A Procuradoria Federal dos Direitos do Cidadão (PFDC), do Ministério Público Federal (MPF), encaminhou ao procurador-geral da República, Rodrigo Janot, pedido para que seja apresentado ao Supremo Tribunal Federal (STF) pedido de inconstitucionalidade de decretos municipais que estabelecem a entrega da chave das cidades a Deus e determinam o cancelamento de todos os “pactos” contrários ou não pertencentes ao credo citado.
Os decretos foram publicados em janeiro deste ano pelos municípios de Alto Paraíso (RO), Guanambi (BA), Sapezal (MT) e Santo Antônio de Pádua (RJ). Além de entregar a Deus “as chaves do município”, as legislações estabelecem que “todos os setores da prefeitura estarão sobre a cobertura do altíssimo” e que “todos os principados, potestades, governadores deste mundo tenebroso, e as forças espirituais do mal, nesta cidade, estarão sujeitas ao Senhor Jesus Cristo de Nazaré”.
Para a Procuradoria Federal dos Direitos do Cidadão, as legislações ferem claramente o preceito constitucional da laicidade do Estado, evidenciando claro privilégio a determinado segmento religioso e tratamento desfavorecido e excludente em relação àqueles que não abraçam referido credo.
“Não há dúvida de que a criação de atos normativos com esse conteúdo desvirtua a postura de neutralidade que se deve esperar do Poder Público frente às questões religiosas no atual regime democrático, que deve estar comprometido em assegurar um espaço social favorável ao pluralismo de ideias e crenças, duramente conquistado após diversas lutas emancipatórias no processo constituinte”.
Igualdade
No documento encaminhado ao PGR, a PFDC explica que a laicidade estatal – adotada na maioria das democracias ocidentais contemporâneas – é um princípio que opera em duas direções: de um lado, protege as diversas tendências religiosas do risco de intervenções abusivas do Estado nas suas questões internas; por outro, protege o Estado de influências provenientes do campo religioso.

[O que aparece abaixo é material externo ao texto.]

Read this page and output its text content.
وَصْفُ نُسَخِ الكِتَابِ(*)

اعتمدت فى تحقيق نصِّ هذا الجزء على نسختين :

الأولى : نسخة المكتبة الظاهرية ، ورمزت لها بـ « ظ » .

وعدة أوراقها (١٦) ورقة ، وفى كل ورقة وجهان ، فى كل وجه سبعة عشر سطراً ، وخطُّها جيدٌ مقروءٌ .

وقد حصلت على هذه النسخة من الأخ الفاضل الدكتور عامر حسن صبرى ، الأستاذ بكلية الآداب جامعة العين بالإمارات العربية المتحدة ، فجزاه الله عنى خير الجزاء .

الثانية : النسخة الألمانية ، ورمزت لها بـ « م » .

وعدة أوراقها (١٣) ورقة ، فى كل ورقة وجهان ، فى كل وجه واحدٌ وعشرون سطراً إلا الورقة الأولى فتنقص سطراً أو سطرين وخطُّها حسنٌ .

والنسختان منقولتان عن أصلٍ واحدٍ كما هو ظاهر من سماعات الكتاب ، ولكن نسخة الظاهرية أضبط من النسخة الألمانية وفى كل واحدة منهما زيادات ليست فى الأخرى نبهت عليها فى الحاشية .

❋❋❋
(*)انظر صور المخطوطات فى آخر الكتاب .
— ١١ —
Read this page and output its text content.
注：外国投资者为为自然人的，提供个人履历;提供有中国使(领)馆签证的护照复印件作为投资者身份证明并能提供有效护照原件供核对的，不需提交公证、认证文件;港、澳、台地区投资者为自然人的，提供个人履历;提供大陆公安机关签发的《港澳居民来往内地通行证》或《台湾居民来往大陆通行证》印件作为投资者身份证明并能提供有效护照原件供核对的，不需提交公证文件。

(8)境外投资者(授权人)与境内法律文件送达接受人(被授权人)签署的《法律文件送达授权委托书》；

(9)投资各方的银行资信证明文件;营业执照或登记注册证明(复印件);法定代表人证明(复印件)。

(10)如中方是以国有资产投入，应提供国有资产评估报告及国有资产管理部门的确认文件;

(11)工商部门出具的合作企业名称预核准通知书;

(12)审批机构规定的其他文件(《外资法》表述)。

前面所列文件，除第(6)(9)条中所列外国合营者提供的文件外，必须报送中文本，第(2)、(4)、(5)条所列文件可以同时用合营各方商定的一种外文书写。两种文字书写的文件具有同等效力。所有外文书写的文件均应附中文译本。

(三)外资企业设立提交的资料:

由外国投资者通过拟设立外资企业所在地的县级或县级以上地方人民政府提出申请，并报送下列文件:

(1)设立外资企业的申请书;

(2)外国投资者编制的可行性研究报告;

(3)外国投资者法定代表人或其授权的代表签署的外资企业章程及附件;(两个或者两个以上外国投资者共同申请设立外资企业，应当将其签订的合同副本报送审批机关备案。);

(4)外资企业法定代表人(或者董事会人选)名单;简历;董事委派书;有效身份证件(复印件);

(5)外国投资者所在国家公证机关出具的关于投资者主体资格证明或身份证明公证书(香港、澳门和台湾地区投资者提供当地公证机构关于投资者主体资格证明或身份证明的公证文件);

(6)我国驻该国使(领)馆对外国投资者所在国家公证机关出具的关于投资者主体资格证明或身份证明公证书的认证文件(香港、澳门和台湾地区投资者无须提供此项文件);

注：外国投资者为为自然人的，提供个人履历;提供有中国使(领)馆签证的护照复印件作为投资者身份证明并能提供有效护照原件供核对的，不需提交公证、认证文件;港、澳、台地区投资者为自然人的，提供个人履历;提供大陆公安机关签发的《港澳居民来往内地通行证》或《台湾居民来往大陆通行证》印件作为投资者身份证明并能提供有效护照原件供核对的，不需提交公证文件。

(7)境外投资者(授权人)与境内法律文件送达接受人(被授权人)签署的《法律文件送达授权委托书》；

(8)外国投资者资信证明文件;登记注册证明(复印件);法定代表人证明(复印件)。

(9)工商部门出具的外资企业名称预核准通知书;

“Em uma sociedade plural, como a brasileira, em que convivem pessoas das mais variadas crenças e afiliações religiosas, bem como aquelas que não professam credo algum, a laicidade converte-se em instrumento indispensável para possibilitar o tratamento de todos com o mesmo respeito e consideração. Contrariamente, o endosso pelo Estado de qualquer posicionamento religioso acarreta injustificado tratamento desfavorecido em relação àqueles que não abraçam o credo privilegiado, que são levados a considerar-se como ‘cidadãos de segunda classe’”, esclarece a PFDC.
Por impactar na postura de neutralidade que se deve esperar do Poder Público frente a questões religiosas – e da difusão de sentimentos de intolerância e discriminação em relação àqueles que professam ideologias diferentes – a Procuradoria Federal dos Direitos do Cidadão também pede que os atos sejam suspensos enquanto não houver desfecho da análise por parte do STF.